La ingenuidad de la muchacha, la alegría que es contagiosa, trajeron unos asomos de buen humor, una sonrisa pálida, a la triste carátula del indiano. Doña Maura, iluminada por una idea, adelantando ya sin recelo los babuchones de orillo, empujó a Saletita, que, sin cesar de reír, tropezó con don Pánfilo.

-Déle un beso que es una chiquilla...

El viejo llegó sus labios fríos a la cara de rosa, donde depositó un beso sepulcral...

Desde aquel día vino don Pánfilo todas las tardes, a la misma hora, a sentarse en el sillón de gutapercha, en la trastienda de su antiguo amor.

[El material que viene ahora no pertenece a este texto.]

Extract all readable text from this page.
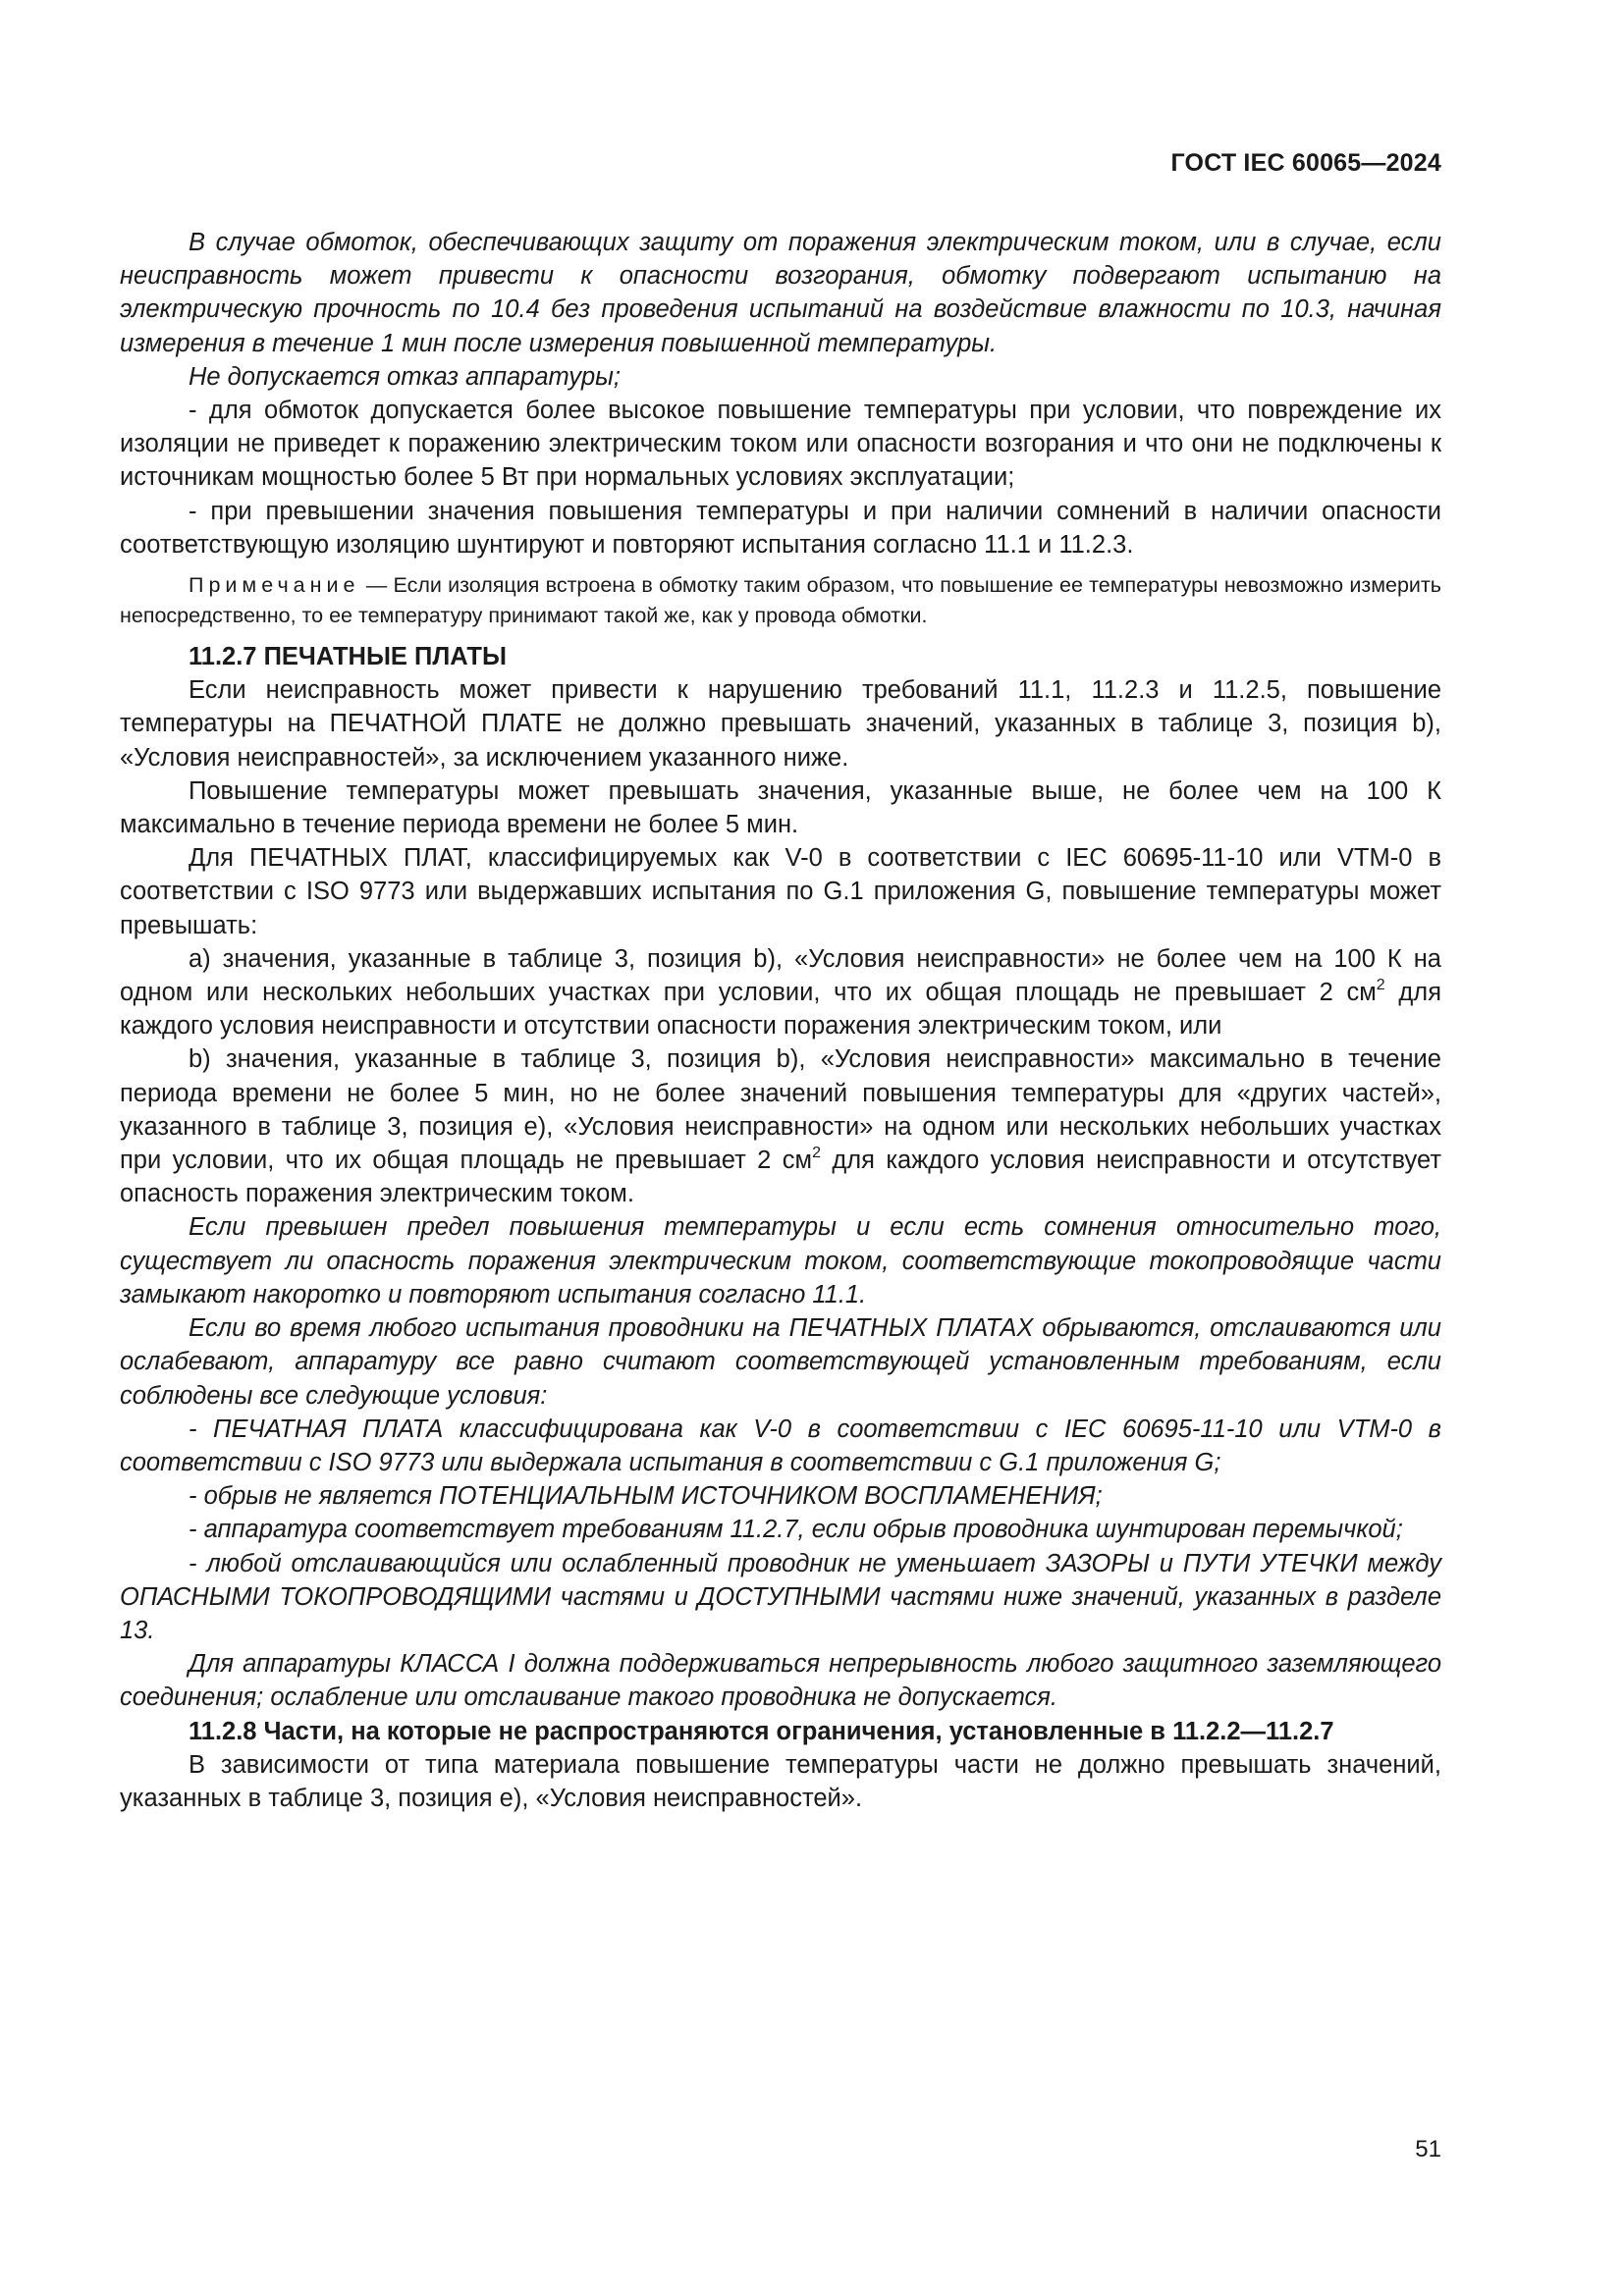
ГОСТ IEC 60065—2024

В случае обмоток, обеспечивающих защиту от поражения электрическим током, или в случае, если неисправность может привести к опасности возгорания, обмотку подвергают испытанию на электрическую прочность по 10.4 без проведения испытаний на воздействие влажности по 10.3, начиная измерения в течение 1 мин после измерения повышенной температуры.

Не допускается отказ аппаратуры;

- для обмоток допускается более высокое повышение температуры при условии, что повреждение их изоляции не приведет к поражению электрическим током или опасности возгорания и что они не подключены к источникам мощностью более 5 Вт при нормальных условиях эксплуатации;

- при превышении значения повышения температуры и при наличии сомнений в наличии опасности соответствующую изоляцию шунтируют и повторяют испытания согласно 11.1 и 11.2.3.

Примечание — Если изоляция встроена в обмотку таким образом, что повышение ее температуры невозможно измерить непосредственно, то ее температуру принимают такой же, как у провода обмотки.

11.2.7 ПЕЧАТНЫЕ ПЛАТЫ

Если неисправность может привести к нарушению требований 11.1, 11.2.3 и 11.2.5, повышение температуры на ПЕЧАТНОЙ ПЛАТЕ не должно превышать значений, указанных в таблице 3, позиция b), «Условия неисправностей», за исключением указанного ниже.

Повышение температуры может превышать значения, указанные выше, не более чем на 100 К максимально в течение периода времени не более 5 мин.

Для ПЕЧАТНЫХ ПЛАТ, классифицируемых как V-0 в соответствии с IEC 60695-11-10 или VTM-0 в соответствии с ISO 9773 или выдержавших испытания по G.1 приложения G, повышение температуры может превышать:

а) значения, указанные в таблице 3, позиция b), «Условия неисправности» не более чем на 100 К на одном или нескольких небольших участках при условии, что их общая площадь не превышает 2 $см^2$ для каждого условия неисправности и отсутствии опасности поражения электрическим током, или

b) значения, указанные в таблице 3, позиция b), «Условия неисправности» максимально в течение периода времени не более 5 мин, но не более значений повышения температуры для «других частей», указанного в таблице 3, позиция е), «Условия неисправности» на одном или нескольких небольших участках при условии, что их общая площадь не превышает 2 $см^2$ для каждого условия неисправности и отсутствует опасность поражения электрическим током.

Если превышен предел повышения температуры и если есть сомнения относительно того, существует ли опасность поражения электрическим током, соответствующие токопроводящие части замыкают накоротко и повторяют испытания согласно 11.1.

Если во время любого испытания проводники на ПЕЧАТНЫХ ПЛАТАХ обрываются, отслаиваются или ослабевают, аппаратуру все равно считают соответствующей установленным требованиям, если соблюдены все следующие условия:

- ПЕЧАТНАЯ ПЛАТА классифицирована как V-0 в соответствии с IEC 60695-11-10 или VTM-0 в соответствии с ISO 9773 или выдержала испытания в соответствии с G.1 приложения G;

- обрыв не является ПОТЕНЦИАЛЬНЫМ ИСТОЧНИКОМ ВОСПЛАМЕНЕНИЯ;

- аппаратура соответствует требованиям 11.2.7, если обрыв проводника шунтирован перемычкой;

- любой отслаивающийся или ослабленный проводник не уменьшает ЗАЗОРЫ и ПУТИ УТЕЧКИ между ОПАСНЫМИ ТОКОПРОВОДЯЩИМИ частями и ДОСТУПНЫМИ частями ниже значений, указанных в разделе 13.

Для аппаратуры КЛАССА I должна поддерживаться непрерывность любого защитного заземляющего соединения; ослабление или отслаивание такого проводника не допускается.

11.2.8 Части, на которые не распространяются ограничения, установленные в 11.2.2—11.2.7

В зависимости от типа материала повышение температуры части не должно превышать значений, указанных в таблице 3, позиция е), «Условия неисправностей».

51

Y se esparció por el pueblo la voz de que iban a realizarse los planes malogrados, y no faltó quien se mofase de aquella trasnochada y ridícula boda... Doña Maura recibía bien la broma, la contestaba con chanzas de comadre que hace su santo gusto, y ofrecía dulces, y convidaba para dentro de un mes... Juzgaba oportuno despistar a los murmuradores y curiosos, que envidiaban la caza magnífica. El indiano se había tragado el anzuelo. Aquel aturdimiento, aquella franqueza graciosa de Saletita, le conquistaron de golpe. Como el hombre de gastado estómago que siente capricho por un manjar nuevo o una fruta temprana, el viejo se encandilaba y se deshacía en babas mirando a la chiquilla.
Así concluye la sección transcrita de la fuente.